I note that commenting out BatchNorm removes the discrepancy.
And that inserting trainmode!(model) produces this error:
ERROR: MethodError: no method matching Float32(::ForwardDiff.Dual{ForwardDiff.Tag{var"#19#20", Float32}, Float32, 12})
Stacktrace:
...
[12] _track_stats!(bn::BatchNorm{typeof(relu), Vector{ForwardDiff.Dual{ForwardDiff.Tag{var"#19#20", Float32}, Float32, 12}}, Float32, Vector{Float32}}, x::Array{ForwardDiff.Dual{ForwardDiff.Tag{var"#19#20", Float32}, Float32, 12}, 4}, μ::Array{ForwardDiff.Dual{ForwardDiff.Tag{var"#19#20", Float32}, Float32, 12}, 4}, σ²::Array{ForwardDiff.Dual{ForwardDiff.Tag{var"#19#20", Float32}, Float32, 12}, 4}, reduce_dims::Vector{Int64})
@ Flux ~/.julia/packages/Flux/nJ0IB/src/layers/normalise.jl:278
[13] _norm_layer_forward(l::BatchNorm{typeof(relu), Vector{ForwardDiff.Dual{ForwardDiff.Tag{var"#19#20", Float32}, Float32, 12}}, Float32, Vector{Float32}}, x::Array{ForwardDiff.Dual{ForwardDiff.Tag{var"#19#20", Float32}, Float32, 12}, 4}; reduce_dims::Vector{Int64}, affine_shape::NTuple{4, Int64})
@ Flux ~/.julia/packages/Flux/nJ0IB/src/layers/normalise.jl:253
...
For this last error, we'd need some way to pull the value out of the Duals passed to _track_stats!. Alternatively, is there some way to mark that function as non-differentiable?
I think we can harmlessly just insert value into that broadcast. It's ForwardDiff-specific but maybe worth having?
For automatic train-mode, if we do something like https://github.com/FluxML/NNlib.jl/pull/434 then we can have a method for AbstractArray{<:Dual}. But I don't know what package ought to own it.
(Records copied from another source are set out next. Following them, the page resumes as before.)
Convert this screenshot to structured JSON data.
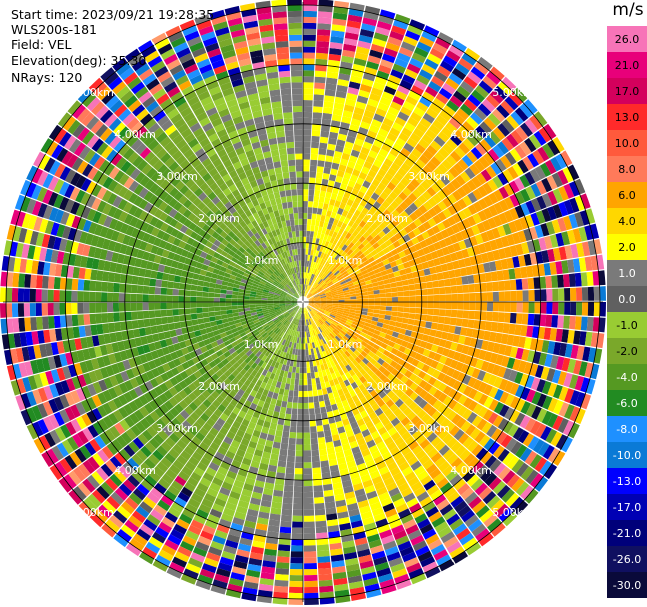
{
  "header": {
    "start_time": "Start time: 2023/09/21 19:28:35",
    "instrument": "WLS200s-181",
    "field": "Field: VEL",
    "elevation": "Elevation(deg): 35.30",
    "nrays": "NRays: 120"
  },
  "chart_data": {
    "type": "ppi",
    "field": "VEL",
    "units": "m/s",
    "n_rays": 120,
    "range_rings_km": [
      1.0,
      2.0,
      3.0,
      4.0,
      5.0
    ],
    "range_ring_labels": [
      "1.0km",
      "2.00km",
      "3.00km",
      "4.00km",
      "5.00km"
    ],
    "spokes_deg": [
      0,
      30,
      60,
      90,
      120,
      150,
      180,
      210,
      240,
      270,
      300,
      330
    ],
    "max_range_km": 5.05,
    "colorbar": {
      "unit": "m/s",
      "ticks": [
        "26.0",
        "21.0",
        "17.0",
        "13.0",
        "10.0",
        "8.0",
        "6.0",
        "4.0",
        "2.0",
        "1.0",
        "0.0",
        "-1.0",
        "-2.0",
        "-4.0",
        "-6.0",
        "-8.0",
        "-10.0",
        "-13.0",
        "-17.0",
        "-21.0",
        "-26.0",
        "-30.0"
      ],
      "colors": [
        "#f774b8",
        "#e8007a",
        "#d4005c",
        "#ff2a2a",
        "#ff5a3c",
        "#ff7a5a",
        "#ff9a6a",
        "#ffa500",
        "#ffd700",
        "#ffff00",
        "#7a7a7a",
        "#606060",
        "#99cc33",
        "#7aa82a",
        "#559922",
        "#228b22",
        "#1e90ff",
        "#0a7ad6",
        "#0000ff",
        "#0000b4",
        "#00007a",
        "#101060",
        "#0a0a3a"
      ]
    }
  }
}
So one fly in the ointment is that I was hoping to move track_stats! et al. out to NNlib soonish, which can't rely on ForwardDiff being loaded. Which is a good segue to
For automatic train-mode, if we do something like FluxML/NNlib.jl#434 then we can have a method for AbstractArray{<:Dual}. But I don't know what package ought to own it.
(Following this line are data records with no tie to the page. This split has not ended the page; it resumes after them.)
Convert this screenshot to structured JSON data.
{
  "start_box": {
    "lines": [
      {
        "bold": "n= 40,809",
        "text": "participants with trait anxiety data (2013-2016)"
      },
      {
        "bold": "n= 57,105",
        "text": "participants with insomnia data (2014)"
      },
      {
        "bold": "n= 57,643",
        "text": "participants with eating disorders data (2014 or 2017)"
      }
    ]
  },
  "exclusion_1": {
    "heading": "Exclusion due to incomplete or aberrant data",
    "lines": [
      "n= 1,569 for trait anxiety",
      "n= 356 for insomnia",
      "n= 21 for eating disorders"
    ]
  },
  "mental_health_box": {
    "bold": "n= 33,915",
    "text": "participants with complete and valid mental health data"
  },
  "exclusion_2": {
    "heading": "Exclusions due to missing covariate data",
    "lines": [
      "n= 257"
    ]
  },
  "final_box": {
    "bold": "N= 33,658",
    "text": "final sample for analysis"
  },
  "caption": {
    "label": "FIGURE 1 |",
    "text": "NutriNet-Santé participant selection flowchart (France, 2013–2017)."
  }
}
One path would be to be use Requires in NNlib to get non-CR ADs to conform to https://github.com/FluxML/NNlib.jl/pull/434. Another would be adding it to AbstractDifferentiation.jl, which already uses Requires for FD + RD + Tracker. Any other ideas I had (e.g. splitting off Dual numbers from ForwardDiff and having NNlib define methods on them) feel too far off to be feasible.
I had to check but NNlib is much lighter than ForwardDiff, even if that moves to StaticArraysCore. But it does load Requires, so that might be fine:
julia> @time_imports using NNlib
0.3 ms Requires
0.9 ms DelimitedFiles
0.3 ms Compat
80.0 ms ChainRulesCore
0.3 ms Adapt
24.3 ms NNlib 55.88% compilation time (14% recompilation)
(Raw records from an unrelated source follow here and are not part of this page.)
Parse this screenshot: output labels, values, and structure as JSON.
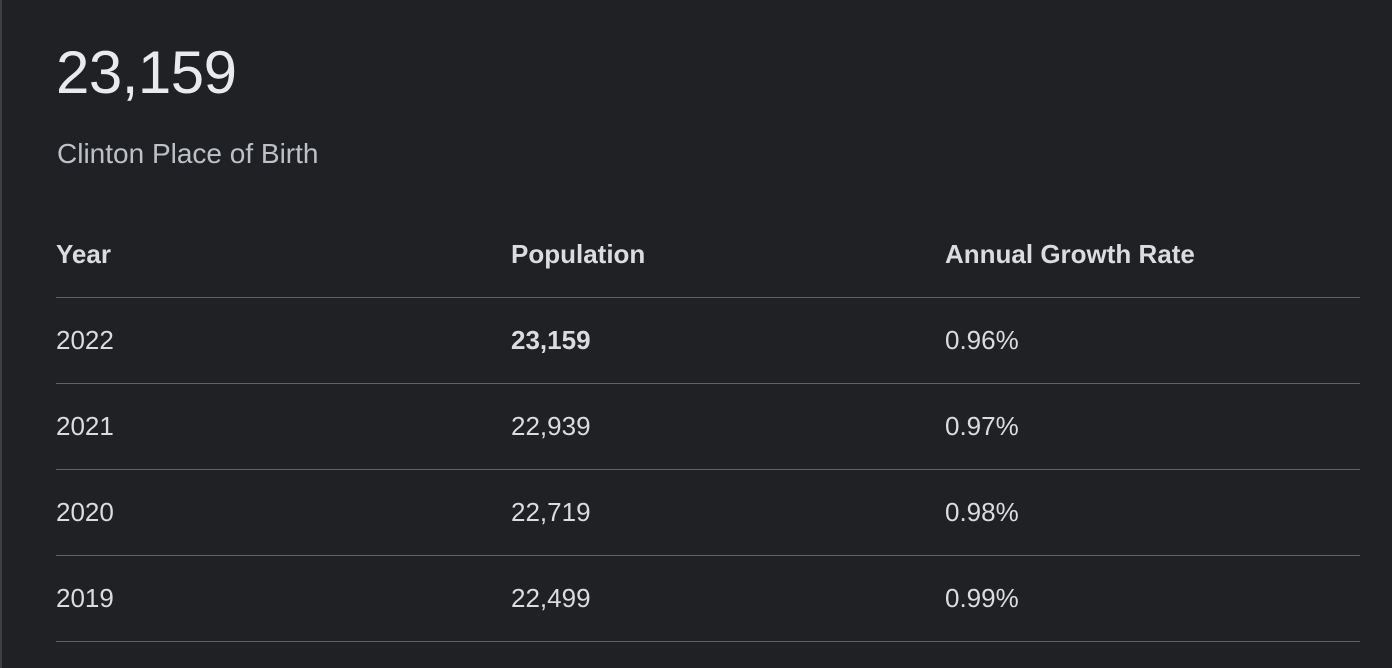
{
  "summary": {
    "value": "23,159",
    "label": "Clinton Place of Birth"
  },
  "table": {
    "headers": [
      "Year",
      "Population",
      "Annual Growth Rate"
    ],
    "rows": [
      {
        "year": "2022",
        "population": "23,159",
        "growth": "0.96%"
      },
      {
        "year": "2021",
        "population": "22,939",
        "growth": "0.97%"
      },
      {
        "year": "2020",
        "population": "22,719",
        "growth": "0.98%"
      },
      {
        "year": "2019",
        "population": "22,499",
        "growth": "0.99%"
      }
    ]
  }
}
AbstractDiff is pretty similar. Let me file an issue over there and see how it goes. We can always look into the NNlib option in parallel.
Besides detecting whether you are within AD (also an issue for dropout), the problem with BatchNorm is that ForwardDiff runs the forward pass several times (chunked mode, for any large array).
I can't think of a good way to detect that. Perhaps we should make it a clear error instead?